2. Dumping the agony on 2015-20. Am I unfair in suggesting that Osborne has ducked tough choices now? Here’s my second graph, from Citi’s Saunders. He has spotted that, with each Budget, more pain is deferred. How much more? The below graph shows, in red, the work that Osborne plans to be done by whoever is Chancellor between 2015-20. The green is the amount of pain he plans pre-election – which seems to shrink all the time…

Screen Shot 2014-03-23 at 20.12.25

3. After health, what’s left? Remember, promises have been made about keeping the NHS as expensive as it is now (or ‘protecting’ its budget). Promises have been made to increase overseas aid. And promises to the people to whom we’ll be repaying all that debt. So what does that leave?

Osborne hasn’t said, he’s in no rush to spell out his post-2015 spending plans. But, deliciously, the OBR has pieced it together anyway and forecast the mother of all squeezes on unprotected departments – the political soft targets like defence, police, prisons etc. I suspect that whoever threw this graph into the OBR report was politely trying to point out that protecting NHS budget, when the mega-squeeze begins in 2015, is just not tenable. It means health goes from 29pc of departmental spending to about 45pc.
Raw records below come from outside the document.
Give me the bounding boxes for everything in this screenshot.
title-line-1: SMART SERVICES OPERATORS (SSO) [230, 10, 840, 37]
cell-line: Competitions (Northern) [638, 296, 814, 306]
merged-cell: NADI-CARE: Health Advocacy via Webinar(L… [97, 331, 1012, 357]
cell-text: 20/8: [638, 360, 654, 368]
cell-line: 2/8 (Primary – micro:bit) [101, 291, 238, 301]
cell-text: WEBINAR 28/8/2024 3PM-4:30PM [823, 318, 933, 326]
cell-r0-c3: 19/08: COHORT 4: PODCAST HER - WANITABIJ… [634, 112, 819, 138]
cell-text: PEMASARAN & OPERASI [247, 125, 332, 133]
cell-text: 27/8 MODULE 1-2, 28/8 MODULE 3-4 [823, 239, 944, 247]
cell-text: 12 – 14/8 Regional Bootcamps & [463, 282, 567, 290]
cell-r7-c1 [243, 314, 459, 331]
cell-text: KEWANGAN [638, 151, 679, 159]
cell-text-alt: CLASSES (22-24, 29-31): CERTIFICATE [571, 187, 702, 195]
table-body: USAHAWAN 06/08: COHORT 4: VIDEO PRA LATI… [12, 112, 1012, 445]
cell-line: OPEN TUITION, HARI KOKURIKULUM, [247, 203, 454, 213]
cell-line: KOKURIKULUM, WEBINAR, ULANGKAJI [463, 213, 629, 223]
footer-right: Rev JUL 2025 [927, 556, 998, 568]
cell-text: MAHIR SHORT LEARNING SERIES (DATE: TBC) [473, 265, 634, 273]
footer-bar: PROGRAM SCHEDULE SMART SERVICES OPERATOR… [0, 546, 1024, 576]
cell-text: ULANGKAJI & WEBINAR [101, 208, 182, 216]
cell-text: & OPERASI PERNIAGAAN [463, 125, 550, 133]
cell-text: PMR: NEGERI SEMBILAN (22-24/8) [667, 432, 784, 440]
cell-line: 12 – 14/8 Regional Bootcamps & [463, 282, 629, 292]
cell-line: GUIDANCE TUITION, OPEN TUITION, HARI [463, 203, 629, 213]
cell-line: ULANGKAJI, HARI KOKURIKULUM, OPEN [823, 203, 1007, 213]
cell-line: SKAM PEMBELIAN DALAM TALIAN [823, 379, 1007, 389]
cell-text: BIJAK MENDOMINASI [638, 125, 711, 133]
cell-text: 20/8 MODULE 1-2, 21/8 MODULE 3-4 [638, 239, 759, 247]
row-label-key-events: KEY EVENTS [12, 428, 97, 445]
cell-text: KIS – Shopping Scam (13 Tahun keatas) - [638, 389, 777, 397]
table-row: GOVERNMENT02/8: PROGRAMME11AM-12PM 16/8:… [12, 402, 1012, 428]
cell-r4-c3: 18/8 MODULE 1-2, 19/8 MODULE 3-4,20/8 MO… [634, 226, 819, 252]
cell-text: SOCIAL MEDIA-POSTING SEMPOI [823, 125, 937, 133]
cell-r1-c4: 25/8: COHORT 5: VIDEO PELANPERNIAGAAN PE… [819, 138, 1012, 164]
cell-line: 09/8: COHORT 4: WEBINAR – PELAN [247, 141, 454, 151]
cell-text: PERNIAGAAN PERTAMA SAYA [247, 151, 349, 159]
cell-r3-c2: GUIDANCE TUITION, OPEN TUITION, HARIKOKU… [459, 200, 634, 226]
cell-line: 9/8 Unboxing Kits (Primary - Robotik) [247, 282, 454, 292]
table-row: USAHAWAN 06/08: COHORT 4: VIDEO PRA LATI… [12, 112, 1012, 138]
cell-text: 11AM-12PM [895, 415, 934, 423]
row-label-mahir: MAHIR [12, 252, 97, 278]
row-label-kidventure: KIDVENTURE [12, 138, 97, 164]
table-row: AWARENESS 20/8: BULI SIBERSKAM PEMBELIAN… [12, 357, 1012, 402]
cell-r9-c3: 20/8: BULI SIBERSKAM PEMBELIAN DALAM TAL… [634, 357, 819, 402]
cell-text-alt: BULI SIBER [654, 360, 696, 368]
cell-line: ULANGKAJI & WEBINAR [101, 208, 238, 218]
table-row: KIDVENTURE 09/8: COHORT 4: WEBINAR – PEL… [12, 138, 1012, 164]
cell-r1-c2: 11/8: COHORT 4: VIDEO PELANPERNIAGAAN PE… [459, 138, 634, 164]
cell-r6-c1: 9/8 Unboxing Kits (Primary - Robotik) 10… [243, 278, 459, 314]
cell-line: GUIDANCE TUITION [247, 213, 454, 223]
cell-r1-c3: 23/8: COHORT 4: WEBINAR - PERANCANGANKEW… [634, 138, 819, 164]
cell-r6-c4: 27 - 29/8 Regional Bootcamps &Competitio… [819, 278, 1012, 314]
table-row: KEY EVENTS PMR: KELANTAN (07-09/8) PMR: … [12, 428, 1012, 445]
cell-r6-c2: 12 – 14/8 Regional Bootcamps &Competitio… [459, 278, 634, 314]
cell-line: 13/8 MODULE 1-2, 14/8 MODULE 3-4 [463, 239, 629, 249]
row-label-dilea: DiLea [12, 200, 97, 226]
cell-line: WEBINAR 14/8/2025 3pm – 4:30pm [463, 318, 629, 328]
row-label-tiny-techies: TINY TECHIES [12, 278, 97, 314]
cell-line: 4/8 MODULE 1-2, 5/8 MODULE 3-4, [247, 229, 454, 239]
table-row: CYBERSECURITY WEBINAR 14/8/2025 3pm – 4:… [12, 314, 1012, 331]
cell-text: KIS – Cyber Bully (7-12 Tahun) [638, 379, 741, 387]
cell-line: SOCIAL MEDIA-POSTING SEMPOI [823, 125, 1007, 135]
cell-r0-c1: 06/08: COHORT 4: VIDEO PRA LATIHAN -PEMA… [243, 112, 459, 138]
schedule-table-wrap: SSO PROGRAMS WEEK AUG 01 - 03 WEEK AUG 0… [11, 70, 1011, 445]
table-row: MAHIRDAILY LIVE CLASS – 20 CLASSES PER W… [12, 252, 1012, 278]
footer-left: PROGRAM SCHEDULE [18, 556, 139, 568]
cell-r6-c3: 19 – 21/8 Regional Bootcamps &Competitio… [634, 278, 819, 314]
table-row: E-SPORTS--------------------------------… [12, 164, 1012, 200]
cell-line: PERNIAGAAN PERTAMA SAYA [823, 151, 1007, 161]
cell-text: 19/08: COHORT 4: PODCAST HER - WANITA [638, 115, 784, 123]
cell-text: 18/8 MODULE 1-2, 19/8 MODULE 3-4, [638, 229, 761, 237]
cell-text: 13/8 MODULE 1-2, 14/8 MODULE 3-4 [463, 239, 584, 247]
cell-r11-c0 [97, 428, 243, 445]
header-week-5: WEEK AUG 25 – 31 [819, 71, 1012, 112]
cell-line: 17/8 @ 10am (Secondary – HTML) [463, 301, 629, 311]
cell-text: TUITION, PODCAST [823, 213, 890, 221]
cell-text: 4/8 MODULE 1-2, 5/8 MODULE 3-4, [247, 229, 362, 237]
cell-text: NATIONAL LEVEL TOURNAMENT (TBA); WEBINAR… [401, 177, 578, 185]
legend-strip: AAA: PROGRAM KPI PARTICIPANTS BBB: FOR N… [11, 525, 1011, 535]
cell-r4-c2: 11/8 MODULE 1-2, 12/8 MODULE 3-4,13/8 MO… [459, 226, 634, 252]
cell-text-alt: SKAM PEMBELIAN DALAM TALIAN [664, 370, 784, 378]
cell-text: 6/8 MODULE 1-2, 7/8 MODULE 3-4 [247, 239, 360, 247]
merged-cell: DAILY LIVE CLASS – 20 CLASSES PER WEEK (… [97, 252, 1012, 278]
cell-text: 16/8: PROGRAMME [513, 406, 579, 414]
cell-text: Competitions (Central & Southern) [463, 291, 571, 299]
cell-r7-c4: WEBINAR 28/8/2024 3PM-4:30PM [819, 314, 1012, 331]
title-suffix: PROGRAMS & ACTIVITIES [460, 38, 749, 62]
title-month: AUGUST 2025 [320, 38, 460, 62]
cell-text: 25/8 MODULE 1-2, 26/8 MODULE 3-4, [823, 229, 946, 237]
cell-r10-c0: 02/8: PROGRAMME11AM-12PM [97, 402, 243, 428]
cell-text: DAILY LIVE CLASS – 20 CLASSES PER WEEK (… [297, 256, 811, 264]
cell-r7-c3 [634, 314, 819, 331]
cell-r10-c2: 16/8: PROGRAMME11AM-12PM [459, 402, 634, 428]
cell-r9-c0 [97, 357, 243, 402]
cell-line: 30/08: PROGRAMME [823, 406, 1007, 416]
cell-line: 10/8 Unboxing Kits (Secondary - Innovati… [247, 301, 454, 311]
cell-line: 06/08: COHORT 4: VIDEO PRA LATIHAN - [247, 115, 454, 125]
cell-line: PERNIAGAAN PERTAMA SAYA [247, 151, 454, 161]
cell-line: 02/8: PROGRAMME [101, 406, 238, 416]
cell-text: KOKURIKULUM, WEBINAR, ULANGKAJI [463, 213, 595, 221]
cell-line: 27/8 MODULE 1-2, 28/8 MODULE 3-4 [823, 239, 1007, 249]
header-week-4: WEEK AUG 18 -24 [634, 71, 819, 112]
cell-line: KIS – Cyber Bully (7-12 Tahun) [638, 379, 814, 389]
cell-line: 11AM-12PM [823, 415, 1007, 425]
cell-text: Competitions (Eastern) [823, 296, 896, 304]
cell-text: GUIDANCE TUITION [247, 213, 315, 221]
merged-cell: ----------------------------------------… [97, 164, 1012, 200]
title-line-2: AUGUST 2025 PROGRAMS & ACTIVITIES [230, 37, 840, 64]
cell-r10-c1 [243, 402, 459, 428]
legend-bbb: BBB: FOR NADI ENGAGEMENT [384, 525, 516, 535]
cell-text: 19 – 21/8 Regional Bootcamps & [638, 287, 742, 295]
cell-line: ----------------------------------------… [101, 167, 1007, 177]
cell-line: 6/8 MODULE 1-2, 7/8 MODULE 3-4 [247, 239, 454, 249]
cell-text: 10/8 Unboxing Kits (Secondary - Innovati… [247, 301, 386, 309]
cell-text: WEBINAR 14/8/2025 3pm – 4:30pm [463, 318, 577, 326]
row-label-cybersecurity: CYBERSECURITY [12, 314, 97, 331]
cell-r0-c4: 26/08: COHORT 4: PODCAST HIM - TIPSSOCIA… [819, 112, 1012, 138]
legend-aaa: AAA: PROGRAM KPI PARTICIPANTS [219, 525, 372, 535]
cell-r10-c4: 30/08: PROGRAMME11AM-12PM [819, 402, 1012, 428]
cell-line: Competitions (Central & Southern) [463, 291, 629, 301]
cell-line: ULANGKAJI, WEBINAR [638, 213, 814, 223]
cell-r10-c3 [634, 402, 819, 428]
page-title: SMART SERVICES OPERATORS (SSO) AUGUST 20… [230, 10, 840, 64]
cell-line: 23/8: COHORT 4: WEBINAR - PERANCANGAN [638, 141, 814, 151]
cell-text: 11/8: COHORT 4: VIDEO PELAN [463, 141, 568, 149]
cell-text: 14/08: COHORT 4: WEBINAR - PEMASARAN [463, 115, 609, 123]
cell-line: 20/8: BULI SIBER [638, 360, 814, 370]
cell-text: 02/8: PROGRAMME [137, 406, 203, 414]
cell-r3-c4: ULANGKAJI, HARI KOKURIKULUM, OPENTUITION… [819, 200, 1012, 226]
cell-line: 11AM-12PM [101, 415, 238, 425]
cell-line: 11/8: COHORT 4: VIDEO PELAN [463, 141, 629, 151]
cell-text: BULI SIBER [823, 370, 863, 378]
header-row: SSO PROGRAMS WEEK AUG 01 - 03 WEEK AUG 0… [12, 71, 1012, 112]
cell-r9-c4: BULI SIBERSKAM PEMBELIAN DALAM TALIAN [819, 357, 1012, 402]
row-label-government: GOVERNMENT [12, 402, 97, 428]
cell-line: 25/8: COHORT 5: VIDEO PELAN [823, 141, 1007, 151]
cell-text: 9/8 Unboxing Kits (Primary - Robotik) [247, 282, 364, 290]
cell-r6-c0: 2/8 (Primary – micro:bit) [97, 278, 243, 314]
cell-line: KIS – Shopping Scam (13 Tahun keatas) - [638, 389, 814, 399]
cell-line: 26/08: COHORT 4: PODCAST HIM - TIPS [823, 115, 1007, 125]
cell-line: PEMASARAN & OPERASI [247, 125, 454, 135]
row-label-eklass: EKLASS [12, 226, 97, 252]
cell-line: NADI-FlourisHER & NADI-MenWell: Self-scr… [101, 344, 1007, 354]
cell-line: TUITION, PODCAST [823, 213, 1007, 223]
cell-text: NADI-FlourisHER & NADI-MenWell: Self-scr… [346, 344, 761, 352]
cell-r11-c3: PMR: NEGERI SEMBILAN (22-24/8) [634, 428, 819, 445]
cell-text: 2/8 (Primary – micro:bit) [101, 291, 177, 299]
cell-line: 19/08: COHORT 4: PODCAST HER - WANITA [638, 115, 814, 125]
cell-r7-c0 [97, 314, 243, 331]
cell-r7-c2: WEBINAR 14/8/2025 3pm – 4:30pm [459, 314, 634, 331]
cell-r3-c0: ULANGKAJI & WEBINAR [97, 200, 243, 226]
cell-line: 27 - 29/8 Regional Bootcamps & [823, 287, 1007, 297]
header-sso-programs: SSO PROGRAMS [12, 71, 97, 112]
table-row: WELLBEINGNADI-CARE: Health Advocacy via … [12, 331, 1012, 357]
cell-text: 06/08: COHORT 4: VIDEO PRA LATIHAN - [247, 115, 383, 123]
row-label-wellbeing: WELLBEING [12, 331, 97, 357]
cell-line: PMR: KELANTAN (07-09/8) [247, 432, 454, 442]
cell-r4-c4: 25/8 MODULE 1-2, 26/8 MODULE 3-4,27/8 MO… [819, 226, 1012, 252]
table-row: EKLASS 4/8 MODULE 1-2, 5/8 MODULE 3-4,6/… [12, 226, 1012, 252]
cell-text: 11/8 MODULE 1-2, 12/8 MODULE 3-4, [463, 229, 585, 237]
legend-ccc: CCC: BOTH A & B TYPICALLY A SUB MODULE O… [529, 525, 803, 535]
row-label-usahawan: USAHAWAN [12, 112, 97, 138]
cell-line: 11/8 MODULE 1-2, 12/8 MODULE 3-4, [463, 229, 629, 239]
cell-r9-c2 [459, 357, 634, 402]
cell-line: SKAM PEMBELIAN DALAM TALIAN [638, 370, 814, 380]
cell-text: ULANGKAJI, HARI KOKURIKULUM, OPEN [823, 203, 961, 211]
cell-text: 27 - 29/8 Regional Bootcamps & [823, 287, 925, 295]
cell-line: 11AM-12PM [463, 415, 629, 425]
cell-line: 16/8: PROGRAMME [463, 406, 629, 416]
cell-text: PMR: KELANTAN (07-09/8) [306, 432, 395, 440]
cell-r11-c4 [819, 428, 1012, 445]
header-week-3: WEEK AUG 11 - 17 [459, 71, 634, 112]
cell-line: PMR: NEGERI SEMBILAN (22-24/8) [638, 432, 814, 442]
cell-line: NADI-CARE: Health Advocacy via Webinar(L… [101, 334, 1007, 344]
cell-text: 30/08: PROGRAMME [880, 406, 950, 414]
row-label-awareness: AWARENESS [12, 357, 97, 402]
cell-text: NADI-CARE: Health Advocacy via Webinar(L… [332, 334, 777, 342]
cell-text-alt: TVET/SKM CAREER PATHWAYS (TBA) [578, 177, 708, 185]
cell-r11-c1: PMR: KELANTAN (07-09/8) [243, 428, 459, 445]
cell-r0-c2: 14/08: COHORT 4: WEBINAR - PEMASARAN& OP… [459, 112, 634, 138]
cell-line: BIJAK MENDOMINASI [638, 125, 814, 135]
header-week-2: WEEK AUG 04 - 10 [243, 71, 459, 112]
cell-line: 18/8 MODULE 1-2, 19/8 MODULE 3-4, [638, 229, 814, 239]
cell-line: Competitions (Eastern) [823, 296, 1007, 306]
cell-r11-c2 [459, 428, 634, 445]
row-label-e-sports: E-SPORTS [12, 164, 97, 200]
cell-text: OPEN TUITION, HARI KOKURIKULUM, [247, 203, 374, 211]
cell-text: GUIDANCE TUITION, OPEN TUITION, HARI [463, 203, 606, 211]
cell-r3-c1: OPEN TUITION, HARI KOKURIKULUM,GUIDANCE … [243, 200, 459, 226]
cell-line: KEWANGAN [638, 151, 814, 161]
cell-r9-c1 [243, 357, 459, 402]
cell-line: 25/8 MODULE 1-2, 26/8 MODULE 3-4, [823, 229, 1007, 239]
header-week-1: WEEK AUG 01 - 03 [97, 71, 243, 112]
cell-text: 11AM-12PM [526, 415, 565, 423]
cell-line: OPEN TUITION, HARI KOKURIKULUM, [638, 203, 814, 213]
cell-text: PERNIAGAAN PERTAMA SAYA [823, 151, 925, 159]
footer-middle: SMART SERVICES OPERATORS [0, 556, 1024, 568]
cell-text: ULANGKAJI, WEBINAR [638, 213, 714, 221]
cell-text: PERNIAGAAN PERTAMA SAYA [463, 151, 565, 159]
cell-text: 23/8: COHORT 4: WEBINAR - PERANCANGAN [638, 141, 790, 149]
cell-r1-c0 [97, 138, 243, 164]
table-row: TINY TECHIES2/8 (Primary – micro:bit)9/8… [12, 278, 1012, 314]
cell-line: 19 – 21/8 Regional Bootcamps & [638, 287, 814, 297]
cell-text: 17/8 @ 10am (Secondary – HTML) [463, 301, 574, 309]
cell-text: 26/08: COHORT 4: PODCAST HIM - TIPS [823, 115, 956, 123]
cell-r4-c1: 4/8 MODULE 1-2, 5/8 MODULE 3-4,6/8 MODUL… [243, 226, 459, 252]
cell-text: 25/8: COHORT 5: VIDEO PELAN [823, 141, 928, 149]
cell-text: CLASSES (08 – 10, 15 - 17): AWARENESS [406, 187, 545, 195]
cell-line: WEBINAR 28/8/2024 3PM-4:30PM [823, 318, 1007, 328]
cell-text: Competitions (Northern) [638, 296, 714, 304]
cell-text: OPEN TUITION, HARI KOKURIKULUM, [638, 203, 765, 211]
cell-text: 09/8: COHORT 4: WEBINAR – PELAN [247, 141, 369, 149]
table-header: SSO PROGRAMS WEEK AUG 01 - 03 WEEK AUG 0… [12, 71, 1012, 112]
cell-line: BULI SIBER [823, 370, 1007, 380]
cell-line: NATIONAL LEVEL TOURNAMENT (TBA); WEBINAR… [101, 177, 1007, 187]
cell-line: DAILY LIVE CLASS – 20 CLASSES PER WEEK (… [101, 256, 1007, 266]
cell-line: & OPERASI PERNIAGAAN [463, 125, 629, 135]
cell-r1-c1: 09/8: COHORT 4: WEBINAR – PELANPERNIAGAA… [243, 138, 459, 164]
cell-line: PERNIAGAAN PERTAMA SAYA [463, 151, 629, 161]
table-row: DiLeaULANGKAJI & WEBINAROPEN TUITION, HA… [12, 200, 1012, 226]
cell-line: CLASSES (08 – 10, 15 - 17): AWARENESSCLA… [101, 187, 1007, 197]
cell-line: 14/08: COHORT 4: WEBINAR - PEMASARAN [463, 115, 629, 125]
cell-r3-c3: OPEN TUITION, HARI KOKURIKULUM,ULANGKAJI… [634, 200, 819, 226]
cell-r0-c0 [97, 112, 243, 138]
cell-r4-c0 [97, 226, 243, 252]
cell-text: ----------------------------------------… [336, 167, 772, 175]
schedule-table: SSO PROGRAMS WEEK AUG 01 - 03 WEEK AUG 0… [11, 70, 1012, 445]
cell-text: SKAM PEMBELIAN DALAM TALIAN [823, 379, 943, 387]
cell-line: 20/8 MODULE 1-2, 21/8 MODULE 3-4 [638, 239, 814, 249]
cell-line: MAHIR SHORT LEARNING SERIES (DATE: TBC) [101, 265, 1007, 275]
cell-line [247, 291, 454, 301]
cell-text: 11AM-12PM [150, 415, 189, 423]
Screen Shot 2014-03-23 at 20.20.19

*The OBR still has defects: it has little faith in supply-side economics, and it fails to analyse the (radical) implications of monetary policy, which is where the action is actually happening under this government. When Robert Chote was appointed to run it, my heart sank: he was from the Institute for Fiscal Studies and I feared he’d bring with him its biases (no interest in dynamic tax scoring, overseas tax-cutting experiments or even domestic ones). But Chote, a former journalist, is first and foremost an awkward git. I mean that as a high compliment. So his OBR document is choc-full of important facts that the Treasury are in no rush to tell us. Long may this continue.